Ces ampoules qui disparaissent
« La première échéance concerne les ampoules à incandescence de 100 W qui appartiennent à la catégorie énergétique E. Elles ne seront plus en vente dès septembre 2010. D'ici 2012, toutes les ampoules à incandescence devront avoir disparu. Il restera ensuite les ampoules halogènes de classe C qui consomment 30% de moins que les ampoules à incandescence, mais elles devront aussi disparaître en 2016.

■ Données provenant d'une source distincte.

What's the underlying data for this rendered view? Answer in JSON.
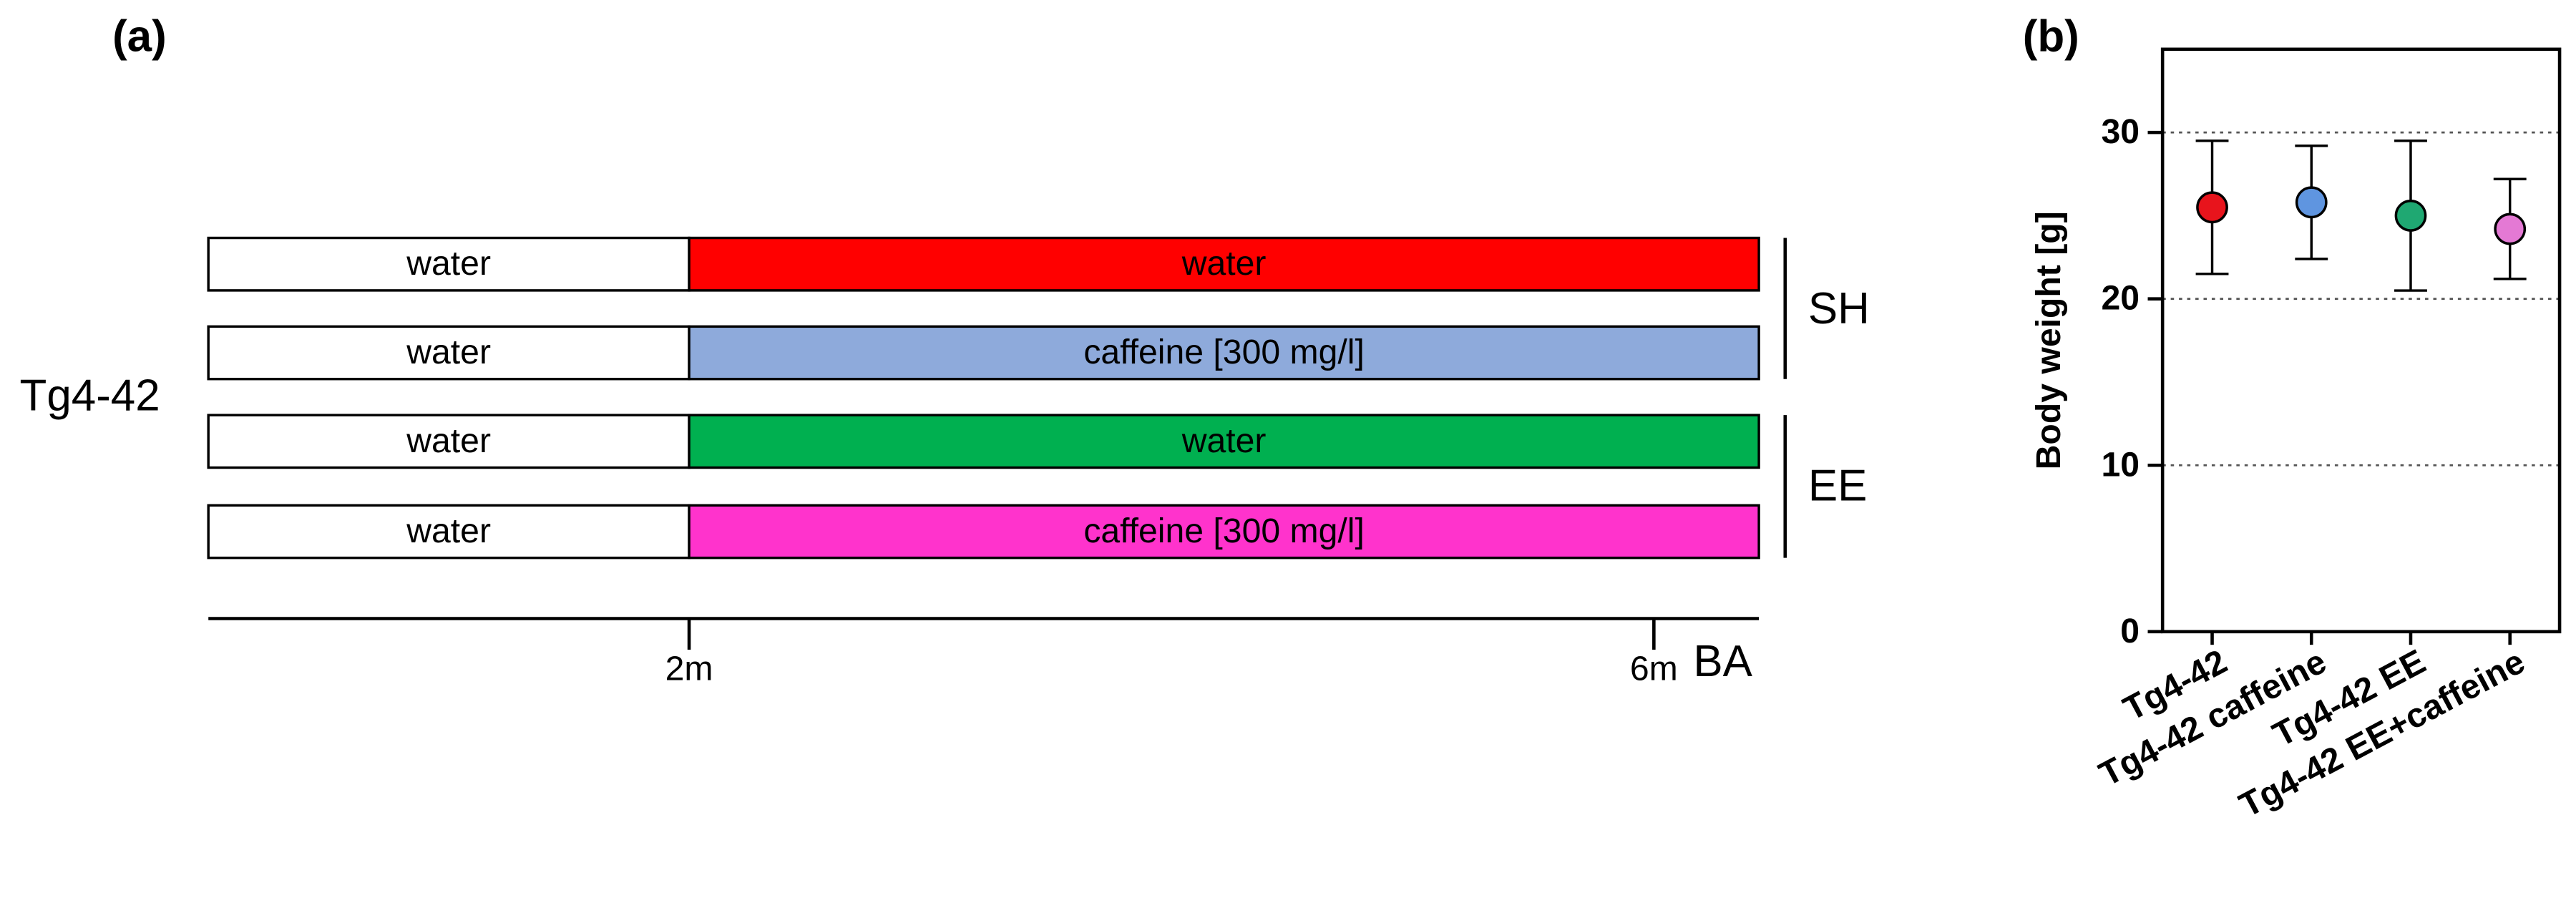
{
  "panel_a": {
    "label": "(a)",
    "group": "Tg4-42",
    "rows": [
      {
        "before": "water",
        "after": "water",
        "color": "#ff0000"
      },
      {
        "before": "water",
        "after": "caffeine [300 mg/l]",
        "color": "#8eaadb"
      },
      {
        "before": "water",
        "after": "water",
        "color": "#00b050"
      },
      {
        "before": "water",
        "after": "caffeine [300 mg/l]",
        "color": "#ff33cc"
      }
    ],
    "brackets": [
      "SH",
      "EE"
    ],
    "timeline": {
      "ticks": [
        "2m",
        "6m"
      ],
      "end": "BA"
    }
  },
  "chart_data": {
    "type": "dot",
    "panel_label": "(b)",
    "y_label": "Body weight [g]",
    "categories": [
      "Tg4-42",
      "Tg4-42 caffeine",
      "Tg4-42 EE",
      "Tg4-42 EE+caffeine"
    ],
    "values": [
      25.5,
      25.8,
      25.0,
      24.2
    ],
    "errors": [
      4.0,
      3.4,
      4.5,
      3.0
    ],
    "colors": [
      "#e8141c",
      "#5f95e0",
      "#1fa872",
      "#e479d4"
    ],
    "ylim": [
      0,
      35
    ],
    "yticks": [
      0,
      10,
      20,
      30
    ],
    "grid": true
  }
}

Certaines ampoules halogènes spéciales ou en classe B resteront, mais l'avenir de l'ampoule, ce sera surtout les fluo compactes et les LED. Elles appartiennent à la classe A et consomment jusqu'à 5 fois moins que nos ampoules actuelles. »
Les fluo compactes : les ampoules qui rayonnent
Anita a un hobby, la fabrication de bijoux de fantaisie. Elle travaille souvent très près de sa lampe de travail. Elle a vécu une expérience troublante. « J'ai remarqué que j'avais des vertiges et des impressions étranges dans la tête comme chez le dentiste quand il creuse une dent avec sa fraise, juste avant que ça fasse mal, en fait, ça ne fait pas mal mais c'est une impression forte et désagréable, très bizarre. »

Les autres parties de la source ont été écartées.